8 - Rencana Busuk

232 34 1
                                    

BAB 8

"Nih, buat lo."

Dania mendongak, ia tak berekspresi sama sekali ketika satu minuman dingin berhasil mendarat di mejanya.

"Thanks, tapi gue nggak minat," jawabnya ketus, membuat seorang cowok yang saat ini masih berdiri sembari membungkuk di samping gadis itu tersenyum miring.

"Sekali-kali traktir mantan. Nggak ada salahnya, kan?"

Damar bergerak duduk di sebelah gadis yang kini menyibukkan diri dengan ponselnya. Ia menopang dagu, mengamati lamat-lamat setiap pergerakan dari gadis itu sebelum nantinya meja yang berada di kantin digebrak secara keras.

"Nggak salah, sih. Tapi gue masih mampu buat beli sendiri, bahkan gue masih sangat mampu beliin semua murid yang ada di sini minuman yang sama."

Apakah the real tajir melintir, bisa dilihat dari kalimat tersebut? Mampu menampung segala kelaparan orang lain, bahkan mampu menyanggupi segala hal dengan maksud mentraktir teman-temannya?

Benda pipih yang sejak tadi menjadi fokusnya, ia taruh begitu saja sebelum membalas tatapan Damar, hingga keduanya hampir dibuat blingsatan dengan tatapan masing-masing.

"Tahu kok, gue tahu lo masih mampu, tapi apa salahnya nerima pemberian dari gue? Bisa jadi ini yang terakhir kali---"

"Gue udah menganggap semuanya berakhir!"

Dania bergegas dari sana, tak peduli dengan tatapan yang ditujukan padanya, yang penting ia bisa menjauh dan beralih ke arah kedua sahabatnya.

Sebuah penolakan dari hal kecil rupanya mampu membuat ulu hati Damar begitu perih. Banyak hal yang sebenarnya masih menjadi tanda tanya dalam benaknya. Harapan besar maupun impian sederhana pun tak luput dari mimpinya selama ini. Ia masih ingin bercerita banyak hal, namun mengapa harus secepat itu takdir mengakhiri kisahnya?

Damar belum siap, bayang-bayang masa lalu seakan masih terngiang-ngiang dalam mata sang kekasih yang kini telah duduk di sampingnya.

Senyumnya merekah, mengusap lembut pipi pemuda itu sebelum bertanya, "mau aku suapin nggak?"

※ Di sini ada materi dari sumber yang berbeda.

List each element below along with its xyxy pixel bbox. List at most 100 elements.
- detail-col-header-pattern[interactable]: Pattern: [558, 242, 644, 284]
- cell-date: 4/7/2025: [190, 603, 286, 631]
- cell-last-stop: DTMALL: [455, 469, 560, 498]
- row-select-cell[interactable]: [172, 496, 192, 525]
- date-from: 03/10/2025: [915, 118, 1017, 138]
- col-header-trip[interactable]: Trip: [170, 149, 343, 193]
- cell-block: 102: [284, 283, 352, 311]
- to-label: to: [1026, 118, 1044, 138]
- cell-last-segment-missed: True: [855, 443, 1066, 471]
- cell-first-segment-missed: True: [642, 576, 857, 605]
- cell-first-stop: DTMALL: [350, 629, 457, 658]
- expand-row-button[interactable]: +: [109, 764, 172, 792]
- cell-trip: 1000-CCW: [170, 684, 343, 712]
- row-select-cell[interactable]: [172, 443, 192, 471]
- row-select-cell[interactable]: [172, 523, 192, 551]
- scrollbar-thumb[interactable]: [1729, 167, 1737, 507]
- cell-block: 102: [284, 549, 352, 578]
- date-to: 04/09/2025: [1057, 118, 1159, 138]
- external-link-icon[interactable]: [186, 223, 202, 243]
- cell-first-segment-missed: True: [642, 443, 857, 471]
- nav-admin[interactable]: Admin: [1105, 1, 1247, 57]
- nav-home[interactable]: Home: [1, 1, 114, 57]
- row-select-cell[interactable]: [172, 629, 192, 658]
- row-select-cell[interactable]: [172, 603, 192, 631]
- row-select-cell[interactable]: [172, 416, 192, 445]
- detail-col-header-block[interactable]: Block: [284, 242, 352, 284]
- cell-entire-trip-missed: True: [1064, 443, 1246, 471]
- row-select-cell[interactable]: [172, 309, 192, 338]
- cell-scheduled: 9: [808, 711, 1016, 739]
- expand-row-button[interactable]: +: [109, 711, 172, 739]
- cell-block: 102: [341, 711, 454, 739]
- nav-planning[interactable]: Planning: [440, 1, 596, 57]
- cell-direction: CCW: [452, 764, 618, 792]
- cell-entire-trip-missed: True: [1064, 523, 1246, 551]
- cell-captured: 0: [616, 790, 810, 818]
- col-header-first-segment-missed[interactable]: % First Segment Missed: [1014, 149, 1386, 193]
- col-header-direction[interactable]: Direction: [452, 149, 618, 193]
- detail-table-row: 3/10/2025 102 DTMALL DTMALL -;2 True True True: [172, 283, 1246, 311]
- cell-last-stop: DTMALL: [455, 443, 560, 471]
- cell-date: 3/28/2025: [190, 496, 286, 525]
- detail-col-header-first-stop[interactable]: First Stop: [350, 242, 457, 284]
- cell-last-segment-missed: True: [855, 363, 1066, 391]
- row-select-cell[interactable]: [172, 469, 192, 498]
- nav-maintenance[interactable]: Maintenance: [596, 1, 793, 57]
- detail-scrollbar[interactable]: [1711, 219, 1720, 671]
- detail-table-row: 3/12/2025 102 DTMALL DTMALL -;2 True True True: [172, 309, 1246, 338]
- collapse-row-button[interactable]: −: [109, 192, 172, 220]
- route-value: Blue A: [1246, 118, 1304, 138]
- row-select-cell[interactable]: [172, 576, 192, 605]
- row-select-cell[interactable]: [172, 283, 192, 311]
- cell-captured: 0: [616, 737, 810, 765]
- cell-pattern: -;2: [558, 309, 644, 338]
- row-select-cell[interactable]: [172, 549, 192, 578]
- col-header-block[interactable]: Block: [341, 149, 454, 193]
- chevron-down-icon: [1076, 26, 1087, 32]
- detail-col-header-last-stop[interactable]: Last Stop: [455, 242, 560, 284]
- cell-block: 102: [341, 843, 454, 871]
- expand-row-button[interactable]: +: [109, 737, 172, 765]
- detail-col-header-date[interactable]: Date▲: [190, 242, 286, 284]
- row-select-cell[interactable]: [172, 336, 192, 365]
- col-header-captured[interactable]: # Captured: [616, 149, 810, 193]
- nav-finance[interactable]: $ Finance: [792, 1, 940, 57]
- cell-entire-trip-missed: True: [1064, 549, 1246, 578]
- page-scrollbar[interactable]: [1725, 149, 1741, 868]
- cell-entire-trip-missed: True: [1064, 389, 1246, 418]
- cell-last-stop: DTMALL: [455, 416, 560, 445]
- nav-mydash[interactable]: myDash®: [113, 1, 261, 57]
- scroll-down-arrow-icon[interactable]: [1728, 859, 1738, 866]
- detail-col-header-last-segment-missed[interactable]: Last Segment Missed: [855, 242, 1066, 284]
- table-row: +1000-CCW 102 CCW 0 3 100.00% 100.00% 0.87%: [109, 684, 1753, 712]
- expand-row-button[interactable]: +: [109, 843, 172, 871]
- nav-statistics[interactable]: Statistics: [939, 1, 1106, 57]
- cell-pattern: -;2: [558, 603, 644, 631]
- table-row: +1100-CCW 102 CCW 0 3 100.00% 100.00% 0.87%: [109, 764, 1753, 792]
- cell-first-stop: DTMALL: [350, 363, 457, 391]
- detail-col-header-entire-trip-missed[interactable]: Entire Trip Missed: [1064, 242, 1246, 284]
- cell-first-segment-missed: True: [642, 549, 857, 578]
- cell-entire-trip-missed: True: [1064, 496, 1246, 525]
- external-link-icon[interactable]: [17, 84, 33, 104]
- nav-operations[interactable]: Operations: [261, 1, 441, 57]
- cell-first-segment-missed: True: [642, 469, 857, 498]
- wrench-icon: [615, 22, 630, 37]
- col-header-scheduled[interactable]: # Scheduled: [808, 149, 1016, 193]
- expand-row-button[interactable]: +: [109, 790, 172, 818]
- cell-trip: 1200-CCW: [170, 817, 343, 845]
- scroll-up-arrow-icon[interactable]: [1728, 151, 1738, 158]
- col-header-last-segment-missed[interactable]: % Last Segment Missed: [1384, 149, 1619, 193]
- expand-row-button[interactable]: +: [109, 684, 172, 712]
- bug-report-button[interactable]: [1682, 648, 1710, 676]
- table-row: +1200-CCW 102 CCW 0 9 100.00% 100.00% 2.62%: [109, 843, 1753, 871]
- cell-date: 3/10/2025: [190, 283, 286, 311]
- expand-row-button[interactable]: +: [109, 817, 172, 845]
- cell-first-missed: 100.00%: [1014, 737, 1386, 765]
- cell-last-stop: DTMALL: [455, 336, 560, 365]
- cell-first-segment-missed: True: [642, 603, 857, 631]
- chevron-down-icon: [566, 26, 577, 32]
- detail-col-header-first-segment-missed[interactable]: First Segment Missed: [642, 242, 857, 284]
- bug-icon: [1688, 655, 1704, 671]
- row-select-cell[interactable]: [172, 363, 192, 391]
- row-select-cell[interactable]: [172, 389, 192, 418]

Damar mengangguk sebagai jawaban.

Monica, entah gadis keberapa yang berhasil Damar pikat lewat tatapan teduhnya. Ia tak menargetkan siapapun, tapi tak tahu mengapa datangnya gadis yang silih berganti membuat ia dikenal sebagai seorang playboy lantaran mengiyakan ajakan mereka berpacaran atau berkencan.

Damar menganggap semua gadis itu hanya sebuah pelampiasan, ia sengaja menerima cinta mereka hanya karena mencari bayangan Dania dalam kedua matanya.

"Mau minum nggak?"

"Boleh." Masih tetap menatap gadis di sebelahnya dengan senyum hangat, ia genggam jemari Monica guna meyakinkan jika saat ini dirinya tengah bermimpi.

Damar merasa jika dirinya terjebak dalam alam mimpi lantaran tak menemukan Dania berada di sebelahnya. Mengusap bercak makanan di sudut bibirnya, mengusap keringat pada pelipisnya, hingga mengarahkan sedotan agar memudahkan pemuda itu untuk meminum jus pesanannya.

"Makasih, Dania."

Monica terdiam, mulutnya mengatup sempurna sembari meletakkan gelas minuman itu di atas meja. Ia menatap Damar begitu serius, "Dania? Kamu masih terbayang-bayang sama Dania?"

Damar merutuki dirinya sendiri dan juga mulut sialannya satu itu lantaran tak bisa menyeimbangkan kalimat yang hendak keluar ketika bertemu dengan sang kekasih.

"E-enggak, Monica. Kamu salah dengar, aku sama sekali nggak sebut nama Dania."

"Kamu pikir aku tuli? Kamu pikir telinga aku nggak berfungsi dengan sempurna? Aku bisa denger, Mar. Aku bisa denger waktu kamu sebut nama Dania dan bilang terima kasih ke dia. Apa kamu masih menganggap jika orang yang saat ini berada di sebelah kamu adalah Dania?!"